Breaking down that number, the census shows the number of occupied dwellings increased by 6.8 per cent over five years, which is less than population growth over the same period: 8.8 per cent.

However, the number of unoccupied dwellings grew at 11.3 per cent over five years. That equates to 105,000 more empty dwellings since 2011.

Those numbers explain the apparent paradox of ‘people per dwelling’ remaining static, while renters and home buyers experience a tightening market.

And it is getting tighter, as shown by the rental data. Median rents increased by 17.5 per cent over the period, outstripping average income growth of 13.7 per cent over the same period.

That pushed more people into ‘rental stress’, defined as requiring them to spend more than 30 per cent of their disposable income on rent. In 2011 the proportion was 10.4 per cent, but that has now risen to 11.5 per cent.

Home rage

So the dwellings are there, but either not on the market or increasingly unaffordable if they are.

What’s maddening about those two problems is that they are caused by politicians, not ‘the market’ as the pollies always try to pretend.

There are two categories of market participants that have led to this situation.

One is overseas property investors, dominated by buyers from mainland China. They are permitted to buy only new dwellings – a rule that is supposed to stimulate housing supply and put downward pressure on prices.

In reality, there are two major exemptions. They can buy homes for their adult children to live in during periods of study in Australia, and, more recently, to house children as young as six who enrol in Australian primary schools.

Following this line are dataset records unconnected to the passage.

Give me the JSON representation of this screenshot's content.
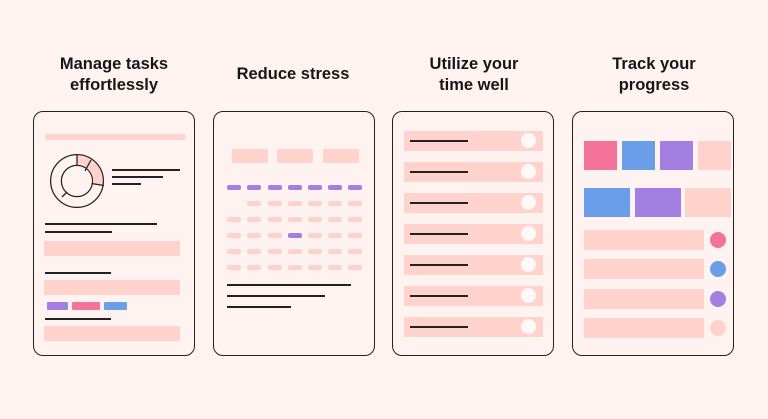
{
  "colors": {
    "background": "#fff3f1",
    "light_pink": "#ffd3cc",
    "hot_pink": "#f4739a",
    "blue": "#6a9ee9",
    "purple": "#a27fe0",
    "outline": "#222222"
  },
  "cards": [
    {
      "title_line1": "Manage tasks",
      "title_line2": "effortlessly",
      "illustration": "task-dashboard-with-donut-chart"
    },
    {
      "title_line1": "Reduce stress",
      "title_line2": "",
      "illustration": "calendar-grid"
    },
    {
      "title_line1": "Utilize your",
      "title_line2": "time well",
      "illustration": "checklist-with-toggles"
    },
    {
      "title_line1": "Track your",
      "title_line2": "progress",
      "illustration": "color-blocks-and-status-dots"
    }
  ]
}
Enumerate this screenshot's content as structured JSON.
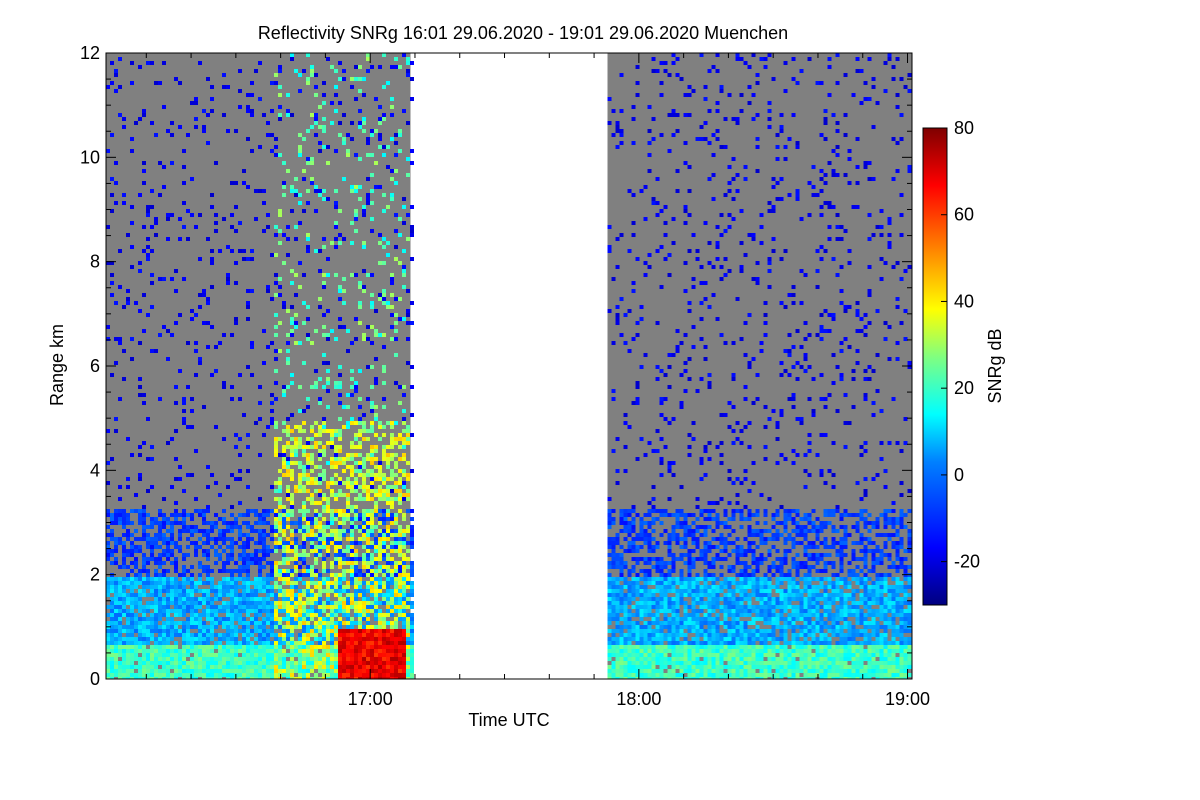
{
  "chart_data": {
    "type": "heatmap",
    "title": "Reflectivity SNRg   16:01 29.06.2020 - 19:01 29.06.2020 Muenchen",
    "xlabel": "Time UTC",
    "ylabel": "Range km",
    "x_range": [
      "16:01",
      "19:01"
    ],
    "x_ticks": [
      "17:00",
      "18:00",
      "19:00"
    ],
    "y_range": [
      0,
      12
    ],
    "y_ticks": [
      "0",
      "2",
      "4",
      "6",
      "8",
      "10",
      "12"
    ],
    "colorbar": {
      "label": "SNRg dB",
      "range": [
        -30,
        80
      ],
      "ticks": [
        "-20",
        "0",
        "20",
        "40",
        "60",
        "80"
      ],
      "colormap": [
        "#00007f",
        "#0000ff",
        "#0080ff",
        "#00ffff",
        "#80ff80",
        "#ffff00",
        "#ff8000",
        "#ff0000",
        "#7f0000"
      ]
    },
    "no_signal_color": "#808080",
    "data_gap": [
      "17:09",
      "17:53"
    ]
  }
}
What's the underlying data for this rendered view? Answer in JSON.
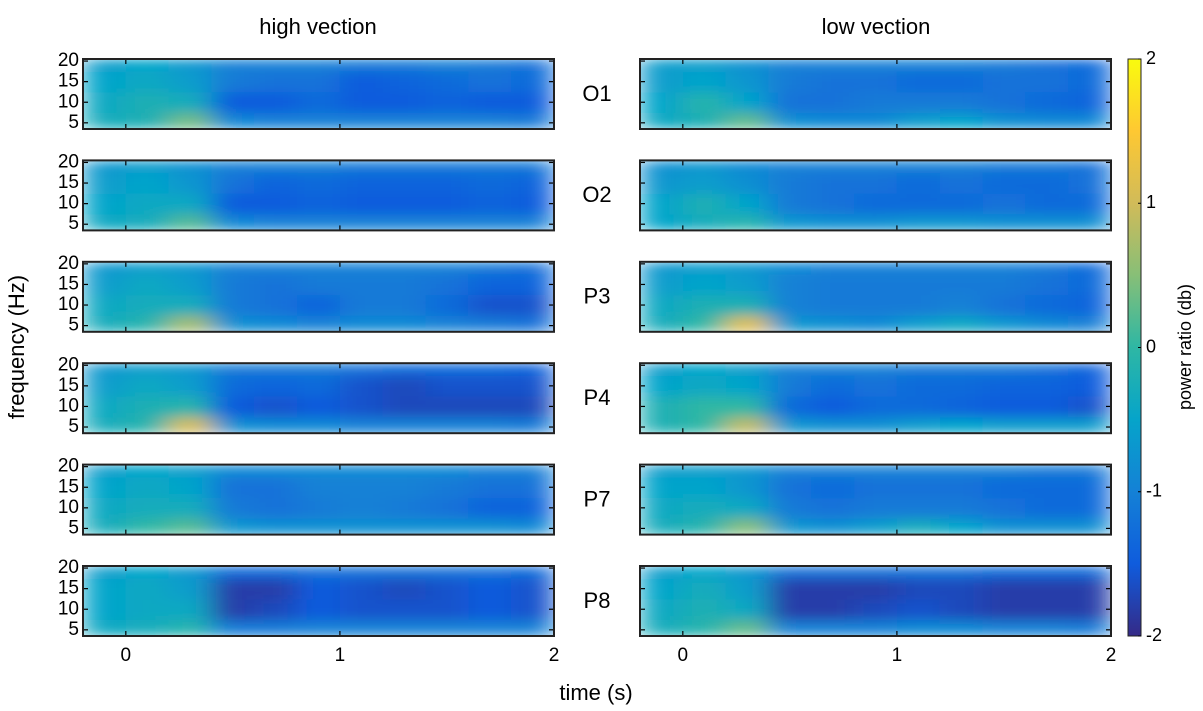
{
  "chart_data": {
    "type": "heatmap-grid",
    "columns": [
      "high vection",
      "low vection"
    ],
    "rows": [
      "O1",
      "O2",
      "P3",
      "P4",
      "P7",
      "P8"
    ],
    "x_label": "time (s)",
    "y_label": "frequency (Hz)",
    "xlim": [
      -0.2,
      2
    ],
    "xticks": [
      0,
      1,
      2
    ],
    "ylim": [
      3.5,
      20.5
    ],
    "yticks": [
      5,
      10,
      15,
      20
    ],
    "x": [
      -0.1,
      0.1,
      0.3,
      0.5,
      0.7,
      0.9,
      1.1,
      1.3,
      1.5,
      1.7,
      1.9
    ],
    "y": [
      5,
      10,
      15,
      20
    ],
    "colormap": [
      "#352a87",
      "#0f5cdd",
      "#1481d6",
      "#06a4ca",
      "#2eb7a4",
      "#87bf77",
      "#d1bb59",
      "#fec832",
      "#f9fb0e"
    ],
    "colorbar": {
      "label": "power ratio (db)",
      "lim": [
        -2,
        2
      ],
      "ticks": [
        -2,
        -1,
        0,
        1,
        2
      ]
    },
    "panels": [
      [
        [
          [
            -0.3,
            -0.2,
            0.4,
            -0.9,
            -1.0,
            -1.0,
            -1.0,
            -1.0,
            -1.0,
            -1.0,
            -1.1
          ],
          [
            -0.4,
            -0.2,
            -0.3,
            -1.5,
            -1.5,
            -1.3,
            -1.5,
            -1.5,
            -1.4,
            -1.5,
            -1.5
          ],
          [
            -0.5,
            -0.4,
            -0.6,
            -1.1,
            -1.2,
            -1.2,
            -1.5,
            -1.4,
            -1.3,
            -1.2,
            -1.3
          ],
          [
            -0.6,
            -0.5,
            -0.7,
            -1.0,
            -1.0,
            -1.0,
            -1.1,
            -1.1,
            -1.0,
            -1.1,
            -1.2
          ]
        ],
        [
          [
            -0.4,
            -0.2,
            0.3,
            -0.8,
            -0.9,
            -0.9,
            -0.6,
            -0.5,
            -0.8,
            -0.9,
            -0.9
          ],
          [
            -0.5,
            -0.1,
            -0.5,
            -1.2,
            -1.2,
            -1.1,
            -1.1,
            -1.1,
            -1.2,
            -1.3,
            -1.4
          ],
          [
            -0.6,
            -0.5,
            -0.7,
            -1.1,
            -1.2,
            -1.2,
            -1.3,
            -1.3,
            -1.2,
            -1.2,
            -1.3
          ],
          [
            -0.6,
            -0.6,
            -0.8,
            -1.0,
            -1.0,
            -1.0,
            -1.0,
            -1.0,
            -1.1,
            -1.2,
            -1.3
          ]
        ]
      ],
      [
        [
          [
            -0.4,
            -0.3,
            0.2,
            -0.9,
            -1.0,
            -1.0,
            -1.0,
            -1.0,
            -1.0,
            -1.0,
            -1.0
          ],
          [
            -0.5,
            -0.4,
            -0.4,
            -1.5,
            -1.5,
            -1.4,
            -1.5,
            -1.5,
            -1.5,
            -1.4,
            -1.5
          ],
          [
            -0.6,
            -0.5,
            -0.7,
            -1.2,
            -1.4,
            -1.3,
            -1.4,
            -1.4,
            -1.4,
            -1.3,
            -1.4
          ],
          [
            -0.7,
            -0.6,
            -0.8,
            -1.0,
            -1.0,
            -1.0,
            -1.1,
            -1.1,
            -1.1,
            -1.1,
            -1.1
          ]
        ],
        [
          [
            -0.5,
            -0.3,
            -0.1,
            -0.7,
            -0.8,
            -0.8,
            -0.7,
            -0.7,
            -0.8,
            -0.8,
            -0.8
          ],
          [
            -0.5,
            -0.2,
            -0.5,
            -1.1,
            -1.2,
            -1.3,
            -1.3,
            -1.3,
            -1.2,
            -1.3,
            -1.3
          ],
          [
            -0.7,
            -0.6,
            -0.8,
            -1.1,
            -1.2,
            -1.2,
            -1.3,
            -1.2,
            -1.3,
            -1.3,
            -1.2
          ],
          [
            -0.8,
            -0.7,
            -0.9,
            -1.0,
            -1.0,
            -1.0,
            -1.0,
            -1.0,
            -1.1,
            -1.1,
            -1.2
          ]
        ]
      ],
      [
        [
          [
            -0.3,
            -0.1,
            0.7,
            -0.8,
            -0.9,
            -1.0,
            -0.9,
            -0.9,
            -1.0,
            -1.1,
            -1.2
          ],
          [
            -0.4,
            -0.3,
            -0.3,
            -1.1,
            -1.2,
            -1.4,
            -1.1,
            -1.1,
            -1.3,
            -1.6,
            -1.6
          ],
          [
            -0.6,
            -0.4,
            -0.6,
            -1.1,
            -1.2,
            -1.1,
            -1.1,
            -1.1,
            -1.2,
            -1.4,
            -1.4
          ],
          [
            -0.7,
            -0.6,
            -0.7,
            -1.0,
            -1.0,
            -1.0,
            -1.0,
            -1.0,
            -1.0,
            -1.1,
            -1.2
          ]
        ],
        [
          [
            -0.3,
            0.0,
            1.2,
            -0.7,
            -0.8,
            -0.9,
            -0.6,
            -0.4,
            -0.7,
            -0.9,
            -1.0
          ],
          [
            -0.4,
            -0.2,
            -0.2,
            -1.0,
            -1.1,
            -1.1,
            -1.1,
            -1.0,
            -1.2,
            -1.3,
            -1.4
          ],
          [
            -0.6,
            -0.5,
            -0.6,
            -1.0,
            -1.1,
            -1.1,
            -1.1,
            -1.1,
            -1.1,
            -1.2,
            -1.3
          ],
          [
            -0.7,
            -0.6,
            -0.7,
            -0.9,
            -1.0,
            -1.0,
            -1.0,
            -1.0,
            -1.0,
            -1.1,
            -1.3
          ]
        ]
      ],
      [
        [
          [
            -0.3,
            -0.1,
            1.1,
            -0.8,
            -0.9,
            -0.9,
            -1.0,
            -1.0,
            -1.0,
            -1.0,
            -1.1
          ],
          [
            -0.4,
            -0.2,
            -0.1,
            -1.5,
            -1.6,
            -1.5,
            -1.6,
            -1.7,
            -1.7,
            -1.7,
            -1.7
          ],
          [
            -0.6,
            -0.4,
            -0.6,
            -1.3,
            -1.4,
            -1.3,
            -1.6,
            -1.7,
            -1.6,
            -1.6,
            -1.6
          ],
          [
            -0.7,
            -0.6,
            -0.7,
            -1.1,
            -1.1,
            -1.1,
            -1.2,
            -1.3,
            -1.3,
            -1.3,
            -1.4
          ]
        ],
        [
          [
            -0.2,
            0.0,
            0.9,
            -0.7,
            -0.8,
            -0.8,
            -0.6,
            -0.5,
            -0.6,
            -0.6,
            -0.6
          ],
          [
            -0.2,
            0.0,
            0.0,
            -1.3,
            -1.5,
            -1.3,
            -1.3,
            -1.4,
            -1.5,
            -1.5,
            -1.6
          ],
          [
            -0.5,
            -0.4,
            -0.5,
            -1.1,
            -1.3,
            -1.2,
            -1.3,
            -1.3,
            -1.4,
            -1.4,
            -1.5
          ],
          [
            -0.6,
            -0.5,
            -0.6,
            -1.0,
            -1.0,
            -1.0,
            -1.1,
            -1.1,
            -1.1,
            -1.2,
            -1.4
          ]
        ]
      ],
      [
        [
          [
            -0.3,
            0.0,
            0.2,
            -0.7,
            -0.8,
            -0.8,
            -0.8,
            -0.8,
            -0.8,
            -0.8,
            -0.9
          ],
          [
            -0.4,
            -0.3,
            -0.3,
            -1.1,
            -1.2,
            -1.1,
            -1.0,
            -1.1,
            -1.2,
            -1.4,
            -1.4
          ],
          [
            -0.5,
            -0.4,
            -0.5,
            -1.2,
            -1.2,
            -1.0,
            -1.0,
            -1.0,
            -1.1,
            -1.2,
            -1.2
          ],
          [
            -0.6,
            -0.5,
            -0.6,
            -0.9,
            -0.9,
            -0.9,
            -0.9,
            -0.9,
            -0.9,
            -1.0,
            -1.0
          ]
        ],
        [
          [
            -0.3,
            -0.1,
            0.5,
            -0.7,
            -0.8,
            -0.6,
            -0.3,
            -0.5,
            -0.8,
            -0.8,
            -0.8
          ],
          [
            -0.4,
            -0.3,
            -0.4,
            -1.1,
            -1.2,
            -1.1,
            -1.1,
            -1.1,
            -1.2,
            -1.3,
            -1.3
          ],
          [
            -0.5,
            -0.5,
            -0.7,
            -1.2,
            -1.3,
            -1.2,
            -1.2,
            -1.2,
            -1.3,
            -1.3,
            -1.3
          ],
          [
            -0.6,
            -0.6,
            -0.7,
            -1.0,
            -1.0,
            -1.0,
            -1.0,
            -1.0,
            -1.0,
            -1.1,
            -1.1
          ]
        ]
      ],
      [
        [
          [
            -0.4,
            -0.3,
            -0.1,
            -1.1,
            -1.1,
            -1.0,
            -1.0,
            -1.0,
            -1.0,
            -1.0,
            -1.0
          ],
          [
            -0.5,
            -0.4,
            -0.4,
            -1.8,
            -1.7,
            -1.5,
            -1.6,
            -1.6,
            -1.6,
            -1.5,
            -1.6
          ],
          [
            -0.5,
            -0.4,
            -0.6,
            -1.8,
            -1.8,
            -1.5,
            -1.6,
            -1.7,
            -1.6,
            -1.5,
            -1.6
          ],
          [
            -0.6,
            -0.5,
            -0.7,
            -1.3,
            -1.3,
            -1.2,
            -1.2,
            -1.2,
            -1.2,
            -1.2,
            -1.3
          ]
        ],
        [
          [
            -0.3,
            -0.1,
            0.3,
            -1.0,
            -1.0,
            -1.0,
            -0.9,
            -0.9,
            -1.0,
            -1.0,
            -1.1
          ],
          [
            -0.4,
            -0.2,
            -0.4,
            -1.8,
            -1.8,
            -1.7,
            -1.6,
            -1.7,
            -1.8,
            -1.8,
            -1.8
          ],
          [
            -0.5,
            -0.3,
            -0.6,
            -1.8,
            -1.8,
            -1.8,
            -1.7,
            -1.7,
            -1.8,
            -1.8,
            -1.8
          ],
          [
            -0.6,
            -0.5,
            -0.7,
            -1.2,
            -1.2,
            -1.2,
            -1.2,
            -1.2,
            -1.3,
            -1.3,
            -1.3
          ]
        ]
      ]
    ]
  }
}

But the investors who are leaving properties vacant aren’t interested in accessing education. They buy off-the-plan apartments as a store of wealth, much like giant gold bars.

If China suffers an economic or geopolitical collapse, which many commentators think likely, some of their fortune will be sitting in high-rise towers in Sydney, Melbourne or Brisbane.

The second class of market participants operating in a decidedly non-free-market way are local investors seeking to minimise tax through negative gearing and profit from the 50 per cent discount that applies to any capital gains they make.

Those investors are subsidised by other taxpayers to outbid would-be owner-occupiers.

Over time, the toxic combination of negative gearing and the capital gains tax discount have returned tens of billions of dollars to generally older, wealthier Australians, thereby increasing the tax bills of younger Australians.

Oh yes, and pushing property prices way out of reach.

That is turning younger Australians into a generation of renters. Tuesday’s census figures confirm this ongoing trend, with the percentage of Australians renting rising from 29.6 to 31 per cent since 2011.

Put together, these numbers are absurd, inequitable, and a drag on the economy because of the ever-increasing proportion of wages being handed by young Australia to the bank-share-owning and cash-deposit-holding older Australians.

If young Australians weren’t furious before the census data came out, they should be now.